Chi ama la vita si interroga “anche sul senso della morte e di come affrontarla”, ma “non cade nel diabolico inganno di pensare di poter disporre della vita fino a chiedere che si possa legittimarne l’interruzione con l’eutanasia, magari mascherandola con un velo di umana pietà”. Fermo restando che al tempo stesso è sbagliato anche l’accanimento terapeutico. C’è il morire, c’è anche il nascere: “amare la vita significa anche non negarla ad alcuno, neppure al più piccolo e indifeso nascituro, tanto meno quando presenta gravi disabilità”. No, insomma, alla “selezione eugenetica”, al ritenere una vita “di minor valore o disponibile per la ricerca scientifica”, al desiderio di un figlio “ad ogni costo”, mentre “può anche essere adottato o accolto in affidamento”. Di fronte alla “piaga dell’aborto”, al “tentativo di legittimare l’eutanasia”, al calo demografico, all’“umiliante sfruttamento della vita in cui si trovano tanti, soprattutto immigrati”, per i vescovi “è necessaria una decisa svolta per imboccare il sentiero virtuoso dell’amore alla vita”, con “dei ‘sì’, forti e lungimiranti a sostegno della famiglia fondata sul matrimonio, dei giovani e dei più disagiati”.

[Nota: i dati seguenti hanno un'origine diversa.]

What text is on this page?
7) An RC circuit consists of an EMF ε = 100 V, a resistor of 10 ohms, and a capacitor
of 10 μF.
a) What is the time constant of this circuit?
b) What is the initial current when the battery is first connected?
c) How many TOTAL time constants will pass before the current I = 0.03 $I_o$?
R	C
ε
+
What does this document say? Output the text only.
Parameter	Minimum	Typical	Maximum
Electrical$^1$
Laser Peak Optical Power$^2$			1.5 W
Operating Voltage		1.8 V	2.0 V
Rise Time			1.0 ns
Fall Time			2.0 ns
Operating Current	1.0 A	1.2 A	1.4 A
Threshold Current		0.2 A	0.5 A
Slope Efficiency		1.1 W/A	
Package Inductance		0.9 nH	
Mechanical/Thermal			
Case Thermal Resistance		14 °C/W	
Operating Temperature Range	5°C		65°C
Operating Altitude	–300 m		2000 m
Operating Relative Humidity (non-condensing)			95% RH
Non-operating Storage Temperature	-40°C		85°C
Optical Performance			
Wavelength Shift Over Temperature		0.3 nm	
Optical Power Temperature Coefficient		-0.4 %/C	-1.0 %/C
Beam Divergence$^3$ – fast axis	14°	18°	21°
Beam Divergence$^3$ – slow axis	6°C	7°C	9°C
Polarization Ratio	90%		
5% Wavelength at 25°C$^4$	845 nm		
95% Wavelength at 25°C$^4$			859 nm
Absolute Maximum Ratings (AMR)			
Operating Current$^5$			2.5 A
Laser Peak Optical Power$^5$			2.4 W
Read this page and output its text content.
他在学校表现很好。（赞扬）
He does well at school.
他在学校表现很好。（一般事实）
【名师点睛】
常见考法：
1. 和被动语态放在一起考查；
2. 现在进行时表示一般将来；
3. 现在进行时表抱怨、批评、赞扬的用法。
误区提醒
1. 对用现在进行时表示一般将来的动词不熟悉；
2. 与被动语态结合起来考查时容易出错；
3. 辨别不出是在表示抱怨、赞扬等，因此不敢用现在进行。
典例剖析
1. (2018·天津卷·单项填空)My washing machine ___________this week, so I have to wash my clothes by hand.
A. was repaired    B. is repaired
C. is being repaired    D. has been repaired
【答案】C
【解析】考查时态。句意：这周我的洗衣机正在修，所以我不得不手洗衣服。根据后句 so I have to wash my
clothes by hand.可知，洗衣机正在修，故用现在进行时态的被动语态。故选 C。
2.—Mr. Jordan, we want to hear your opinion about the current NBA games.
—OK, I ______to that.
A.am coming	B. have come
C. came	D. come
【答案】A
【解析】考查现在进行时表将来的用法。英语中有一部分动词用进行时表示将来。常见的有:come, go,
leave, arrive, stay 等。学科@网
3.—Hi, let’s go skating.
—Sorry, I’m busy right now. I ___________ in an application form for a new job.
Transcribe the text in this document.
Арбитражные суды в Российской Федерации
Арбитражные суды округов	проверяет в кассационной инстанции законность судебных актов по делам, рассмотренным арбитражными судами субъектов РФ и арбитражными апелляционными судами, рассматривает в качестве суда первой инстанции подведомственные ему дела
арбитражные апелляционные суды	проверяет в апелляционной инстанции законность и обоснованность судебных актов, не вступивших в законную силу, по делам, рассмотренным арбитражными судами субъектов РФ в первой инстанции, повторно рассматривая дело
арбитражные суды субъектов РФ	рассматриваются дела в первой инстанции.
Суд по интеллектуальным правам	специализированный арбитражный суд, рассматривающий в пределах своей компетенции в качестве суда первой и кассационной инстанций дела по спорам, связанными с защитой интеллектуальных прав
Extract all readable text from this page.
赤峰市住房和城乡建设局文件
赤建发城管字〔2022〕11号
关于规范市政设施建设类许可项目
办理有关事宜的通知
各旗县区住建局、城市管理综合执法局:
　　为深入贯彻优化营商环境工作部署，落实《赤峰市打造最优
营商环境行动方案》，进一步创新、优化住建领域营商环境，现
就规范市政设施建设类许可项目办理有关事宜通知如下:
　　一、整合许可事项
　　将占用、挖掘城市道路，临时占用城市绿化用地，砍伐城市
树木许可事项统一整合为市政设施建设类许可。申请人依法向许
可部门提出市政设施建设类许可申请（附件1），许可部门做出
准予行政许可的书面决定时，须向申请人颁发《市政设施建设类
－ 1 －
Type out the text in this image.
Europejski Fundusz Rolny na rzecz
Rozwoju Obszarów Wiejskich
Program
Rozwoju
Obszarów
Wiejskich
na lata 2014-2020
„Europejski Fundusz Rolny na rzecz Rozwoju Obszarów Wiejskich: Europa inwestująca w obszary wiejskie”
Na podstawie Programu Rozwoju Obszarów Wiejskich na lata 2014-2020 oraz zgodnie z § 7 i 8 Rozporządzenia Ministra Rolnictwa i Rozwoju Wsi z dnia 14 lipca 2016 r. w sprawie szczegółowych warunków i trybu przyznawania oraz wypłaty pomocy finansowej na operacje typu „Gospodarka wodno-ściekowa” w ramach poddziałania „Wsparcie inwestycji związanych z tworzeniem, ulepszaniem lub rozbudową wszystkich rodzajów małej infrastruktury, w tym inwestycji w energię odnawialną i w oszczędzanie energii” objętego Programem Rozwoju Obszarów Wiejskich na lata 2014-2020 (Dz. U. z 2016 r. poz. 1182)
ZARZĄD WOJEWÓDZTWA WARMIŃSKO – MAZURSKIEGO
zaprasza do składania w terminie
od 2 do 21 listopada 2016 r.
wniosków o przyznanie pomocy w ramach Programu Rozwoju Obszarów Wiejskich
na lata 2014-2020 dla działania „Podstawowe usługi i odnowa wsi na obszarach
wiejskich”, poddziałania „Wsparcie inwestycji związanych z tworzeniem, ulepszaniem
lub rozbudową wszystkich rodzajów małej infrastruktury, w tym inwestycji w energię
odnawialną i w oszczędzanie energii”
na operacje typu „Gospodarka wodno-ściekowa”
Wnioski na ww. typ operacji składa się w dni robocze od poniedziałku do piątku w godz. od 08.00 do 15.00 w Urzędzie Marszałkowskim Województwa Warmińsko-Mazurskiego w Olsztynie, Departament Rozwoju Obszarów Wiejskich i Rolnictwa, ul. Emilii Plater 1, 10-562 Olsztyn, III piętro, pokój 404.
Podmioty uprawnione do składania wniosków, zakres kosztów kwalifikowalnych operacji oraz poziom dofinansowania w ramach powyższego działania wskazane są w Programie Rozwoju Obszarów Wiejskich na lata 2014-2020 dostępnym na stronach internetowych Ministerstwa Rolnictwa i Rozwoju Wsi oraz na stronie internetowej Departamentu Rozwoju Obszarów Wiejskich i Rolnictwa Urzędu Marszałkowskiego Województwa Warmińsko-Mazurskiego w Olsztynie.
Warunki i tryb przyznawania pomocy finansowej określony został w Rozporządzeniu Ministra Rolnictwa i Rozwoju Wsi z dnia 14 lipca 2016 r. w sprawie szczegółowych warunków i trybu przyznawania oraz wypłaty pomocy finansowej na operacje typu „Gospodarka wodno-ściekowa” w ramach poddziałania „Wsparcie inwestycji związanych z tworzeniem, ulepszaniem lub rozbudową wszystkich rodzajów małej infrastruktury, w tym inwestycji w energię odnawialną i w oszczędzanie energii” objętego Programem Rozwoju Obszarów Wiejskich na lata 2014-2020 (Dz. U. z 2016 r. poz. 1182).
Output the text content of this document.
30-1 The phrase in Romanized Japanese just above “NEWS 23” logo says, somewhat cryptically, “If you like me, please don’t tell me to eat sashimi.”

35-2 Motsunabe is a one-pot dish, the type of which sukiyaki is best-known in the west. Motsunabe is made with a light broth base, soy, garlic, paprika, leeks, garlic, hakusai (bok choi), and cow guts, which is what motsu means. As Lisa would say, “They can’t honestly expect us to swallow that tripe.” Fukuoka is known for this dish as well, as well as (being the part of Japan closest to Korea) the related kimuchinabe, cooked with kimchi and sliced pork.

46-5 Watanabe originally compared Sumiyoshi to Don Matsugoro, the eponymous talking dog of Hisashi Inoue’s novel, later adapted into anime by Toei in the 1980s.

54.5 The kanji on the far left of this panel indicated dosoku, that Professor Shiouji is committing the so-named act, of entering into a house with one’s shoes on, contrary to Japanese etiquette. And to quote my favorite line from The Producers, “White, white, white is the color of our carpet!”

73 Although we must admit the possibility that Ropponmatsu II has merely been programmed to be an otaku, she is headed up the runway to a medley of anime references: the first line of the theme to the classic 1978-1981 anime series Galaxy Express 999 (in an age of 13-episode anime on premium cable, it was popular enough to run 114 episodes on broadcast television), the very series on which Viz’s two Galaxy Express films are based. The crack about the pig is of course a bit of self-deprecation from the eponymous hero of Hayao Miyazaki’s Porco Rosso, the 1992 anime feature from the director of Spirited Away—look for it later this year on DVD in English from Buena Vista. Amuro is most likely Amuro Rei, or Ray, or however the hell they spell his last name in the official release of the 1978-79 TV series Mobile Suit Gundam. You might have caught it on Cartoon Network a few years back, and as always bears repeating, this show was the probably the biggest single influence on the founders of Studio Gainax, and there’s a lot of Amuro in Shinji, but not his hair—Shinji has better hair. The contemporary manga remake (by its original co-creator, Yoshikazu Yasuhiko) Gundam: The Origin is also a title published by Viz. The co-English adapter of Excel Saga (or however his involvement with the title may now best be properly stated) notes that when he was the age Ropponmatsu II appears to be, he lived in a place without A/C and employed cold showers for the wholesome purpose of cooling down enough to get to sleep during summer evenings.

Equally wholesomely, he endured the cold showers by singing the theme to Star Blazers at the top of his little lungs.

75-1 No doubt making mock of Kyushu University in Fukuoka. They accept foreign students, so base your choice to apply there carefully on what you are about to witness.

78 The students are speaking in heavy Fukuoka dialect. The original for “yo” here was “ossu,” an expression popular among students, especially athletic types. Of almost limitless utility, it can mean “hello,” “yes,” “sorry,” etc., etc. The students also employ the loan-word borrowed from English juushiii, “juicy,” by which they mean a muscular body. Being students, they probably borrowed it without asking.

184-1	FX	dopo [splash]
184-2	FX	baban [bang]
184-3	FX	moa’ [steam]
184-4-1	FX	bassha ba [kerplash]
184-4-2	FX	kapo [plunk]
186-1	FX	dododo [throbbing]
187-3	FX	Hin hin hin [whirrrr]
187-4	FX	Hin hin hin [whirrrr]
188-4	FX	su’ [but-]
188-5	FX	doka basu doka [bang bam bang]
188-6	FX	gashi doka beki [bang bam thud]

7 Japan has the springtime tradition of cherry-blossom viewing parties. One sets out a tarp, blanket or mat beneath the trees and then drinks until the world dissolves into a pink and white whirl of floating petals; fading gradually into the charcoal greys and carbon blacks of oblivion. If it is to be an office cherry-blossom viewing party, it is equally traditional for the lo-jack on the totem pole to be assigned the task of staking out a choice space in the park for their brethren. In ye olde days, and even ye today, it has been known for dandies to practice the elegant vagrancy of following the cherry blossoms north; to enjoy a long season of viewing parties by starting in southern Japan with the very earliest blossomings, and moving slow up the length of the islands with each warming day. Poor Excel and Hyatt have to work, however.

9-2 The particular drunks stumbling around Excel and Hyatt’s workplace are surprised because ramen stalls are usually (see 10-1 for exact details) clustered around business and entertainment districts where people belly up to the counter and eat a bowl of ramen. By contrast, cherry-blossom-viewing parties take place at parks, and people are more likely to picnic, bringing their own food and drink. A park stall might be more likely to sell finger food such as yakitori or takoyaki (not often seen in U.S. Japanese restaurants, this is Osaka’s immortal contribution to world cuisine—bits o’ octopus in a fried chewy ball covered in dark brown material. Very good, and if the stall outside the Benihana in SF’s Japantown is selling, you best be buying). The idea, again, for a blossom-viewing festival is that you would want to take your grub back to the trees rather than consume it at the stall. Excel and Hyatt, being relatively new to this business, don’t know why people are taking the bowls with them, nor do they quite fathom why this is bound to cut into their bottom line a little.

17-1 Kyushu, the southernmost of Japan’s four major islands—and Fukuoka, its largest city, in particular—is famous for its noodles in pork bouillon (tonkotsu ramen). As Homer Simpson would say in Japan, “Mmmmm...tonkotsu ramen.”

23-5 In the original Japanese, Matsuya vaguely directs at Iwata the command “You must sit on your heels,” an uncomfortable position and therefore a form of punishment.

Ecco dunque la “particolare attenzione” e la “speranza” verso le nuove generazioni: “Capaci di amare la vita senza condizioni, capaci di una generosità che la maggior parte degli adulti ha smarrito, i giovani possono però talora sprofondare in drammatiche crisi di disamore e di non-senso fino al punto di mettere a repentaglio la loro vita, o di ritenerla un peso insopportabile, preferendole l’ebbrezza di giochi mortali, come le droghe o le corse del sabato sera”. Di qui il ringraziamento e l’incoraggiamento “ai genitori, ai preti, agli educatori, agli insegnanti, ai responsabili della vita civile, che si prendono cura dei giovani” e “a quanti investono risorse per dare ai giovani un futuro sereno e, in particolare, una formazione e un lavoro dignitosi”. “La vita umana – prosegue il testo del messaggio - è un’avventura per persone che amano senza riserve e senza calcoli, senza condizioni e senza interessi; ma è soprattutto un dono” di cui essere responsabili “soprattutto quando è più debole e indifesa”. “Amare e desiderare la vita è – concludono i vescovi - adoperarsi perché ogni donna e ogni uomo accolgano la vita come dono, la custodiscano con cura attenta e la vivano nella condivisione e nella solidarietà”.